Une femme sur trois ayant subi des violences sexuelles intrafamiliales avant sa majorité a été agressée par son père ou son beau-père.
Parmi les personnes qui ont subi des violences sexuelles avant l’âge de 18 ans, 35,7 % des femmes déclarent avoir été agressées par un membre de leur famille contre 21,6 % des hommes, selon une étude de l’Institut national d’études démographiques (Ined) publiée mercredi 21 juin. Les filles sont donc davantage que les garçons exposées aux violences sexuelles incestueuses, qui restent particulièrement difficiles à révéler, malgré l’émergence du sujet dans le débat public.
Cette étude s’appuie sur un sondage auprès de 28 000 personnes, réalisé par l’Inserm à la demande de la commission indépendante sur les abus sexuels dans l’Église catholique (Ciase). Celui-ci avait révélé fin 2021 que 14,5 % des femmes et 6,4 % des hommes en France ont été agressés sexuellement pendant leur minorité.
Plus de la moitié des victimes avaient moins de 11 ans
« Les agresseurs sont très majoritairement des hommes, ce qui renvoie à la domination masculine », commente auprès de l’AFP Nathalie Bajos, sociologue et démographe à l’Institut national de la santé et de la recherche médicale (Inserm), coautrice de la dernière étude. Pour les femmes, une violence intrafamiliale sur trois (32,7 %) a été commise par le père ou le beau-père. Les agresseurs sont ensuite les oncles (17,9 %), les cousins (14,4 %) et les frères (14,1 %). Pour les hommes, les frères (21,8 %) sont les principaux agresseurs, suivis des pères ou beaux-pères (20,7 %), des cousins (17,8 %) et des oncles (16,7 %).
Les personnes qui déclarent avoir été agressées sexuellement par un membre de leur famille l’ont été plus jeunes que les victimes de personnes extérieures au cercle familial : plus de la moitié d’entre elles avaient moins de 11 ans, constate l’Ined.
Plus de cinq ans après le mouvement planétaire de dénonciation des violences sexuelles #MeToo, révéler des faits subis pendant l’enfance ou l’adolescence reste « difficile » : 51,4 % des femmes et 39 % des hommes concernés indiquent en avoir déjà parlé. Parmi les personnes qui disent n’en avoir jamais parlé, certaines ont essayé de signaler la situation « sans susciter de réactions dans l’entourage ».
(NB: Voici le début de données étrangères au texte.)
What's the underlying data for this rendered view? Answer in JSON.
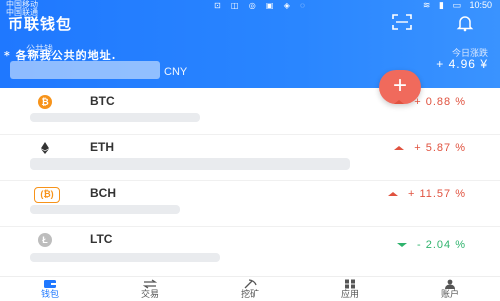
{
  "status_bar": {
    "carrier": "中国移动 中国联通",
    "time": "10:50"
  },
  "header": {
    "title": "币联钱包",
    "wallet_name": "公共钱",
    "address": "* 各称我公共的地址.",
    "currency": "CNY",
    "today_label": "今日涨跌",
    "today_value": "+ 4.96 ¥",
    "accent": "#1f78ff"
  },
  "fab": {
    "label": "+",
    "color": "#f06a5c"
  },
  "assets": [
    {
      "symbol": "BTC",
      "icon": "bitcoin-icon",
      "icon_color": "#f7931a",
      "change": "+ 0.88 %",
      "direction": "up"
    },
    {
      "symbol": "ETH",
      "icon": "ethereum-icon",
      "icon_color": "#333333",
      "change": "+ 5.87 %",
      "direction": "up"
    },
    {
      "symbol": "BCH",
      "icon": "bitcoin-cash-icon",
      "icon_color": "#f7931a",
      "change": "+ 11.57 %",
      "direction": "up"
    },
    {
      "symbol": "LTC",
      "icon": "litecoin-icon",
      "icon_color": "#bdbdbd",
      "change": "- 2.04 %",
      "direction": "down"
    }
  ],
  "bottom_nav": [
    {
      "label": "钱包",
      "icon": "wallet-icon",
      "active": true
    },
    {
      "label": "交易",
      "icon": "exchange-icon",
      "active": false
    },
    {
      "label": "挖矿",
      "icon": "mining-icon",
      "active": false
    },
    {
      "label": "应用",
      "icon": "apps-icon",
      "active": false
    },
    {
      "label": "账户",
      "icon": "account-icon",
      "active": false
    }
  ],
  "colors": {
    "up": "#e0523f",
    "down": "#2fb36d"
  }
}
« Il faut modifier notre écoute, très souvent les adultes refusent d’entendre parce qu’ils ont un mal fou à imaginer que des choses aussi horribles puissent être vraies », estime auprès de l’AFP Emmanuelle Piet, présidente du Collectif féministe contre le viol, qui gère une ligne d’aide aux victimes de violences sexuelles (0.800.05.95.95).
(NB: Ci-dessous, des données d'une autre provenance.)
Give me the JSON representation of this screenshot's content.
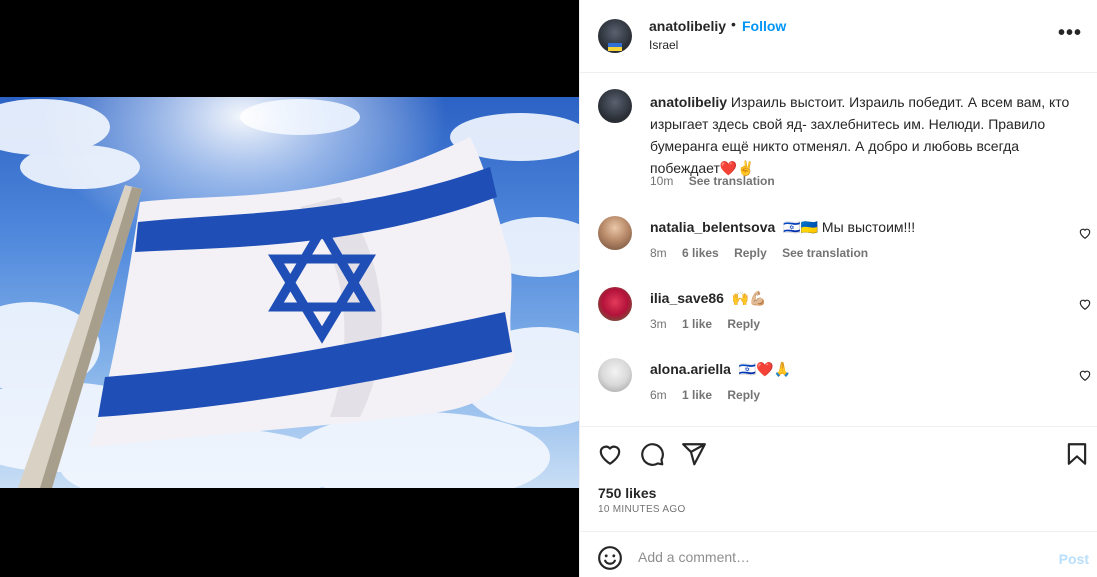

Peur de « faire éclater la famille »
À noter, plus les personnes sont jeunes, plus elles déclarent avoir déjà parlé de leur agression : 59,6 % des femmes et 52,2 % des hommes de 18 à 24 ans contre 42,4 % des femmes et 25 % des hommes de plus de 60 ans ont ainsi déjà évoqué les violences sexuelles subies pendant l’enfance, le plus souvent à l’un de leurs proches, détaille l’étude. « Il y a certainement une plus grande facilité à parler de ce sujet et une meilleure capacité à qualifier des faits de violences sexuelles qui n’étaient pas considérés comme tels par les anciennes générations », explique Nathalie Bajos, de l’Inserm.
Toutefois, cette tendance chez les plus jeunes à parler davantage des violences subies n’est pas observée pour celles perpétrées par un membre de la famille, pointe l’étude. « Les violences incestueuses restent les plus difficiles à dénoncer en raison de la peur de pas être cru et de faire éclater la famille », souligne la sociologue. Il est donc « indispensable » d’assurer aux enfants et adolescents « un accès facilité à d’autres personnes que celles de leur entourage familial » afin de favoriser la parole et la prise en charge des victimes d’incestes, conclut l’étude.
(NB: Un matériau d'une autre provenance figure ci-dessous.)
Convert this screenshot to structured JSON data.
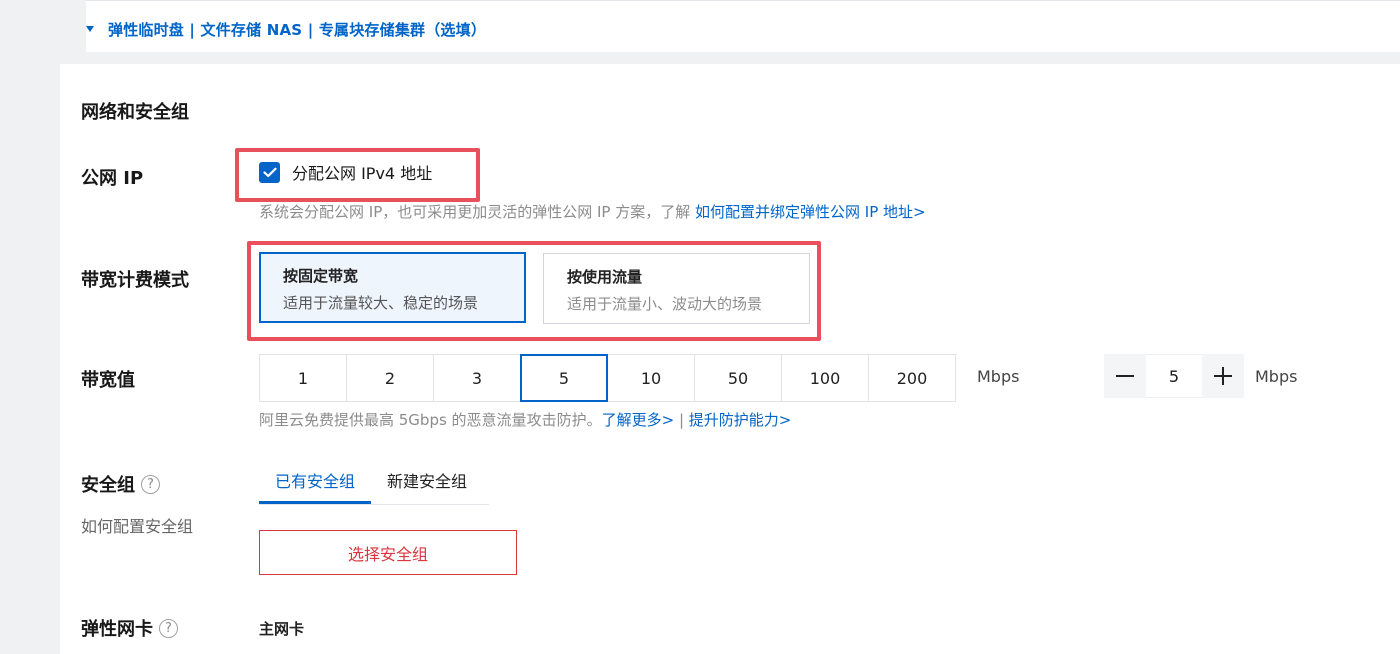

Un point de vue partagé par Anne Clerc, déléguée générale de l’association Face à l’inceste : « On pourrait agir de façon très pragmatique, en sensibilisant les enfants à l’école avec des campagnes comme celles pour la prévention routière et contre le tabac ». « Tant qu’il n’y aura pas de politiques audacieuses avec des budgets, ce sera insuffisant » pour lutter contre ces violences et leurs conséquences sur les victimes, ajoute-t-elle.
Début juin, le gouvernement avait présenté les axes d’un futur plan contre les violences faites aux enfants centré sur les violences sexuelles, déjà jugé « timide » et « manquant d’ambition » par les associations.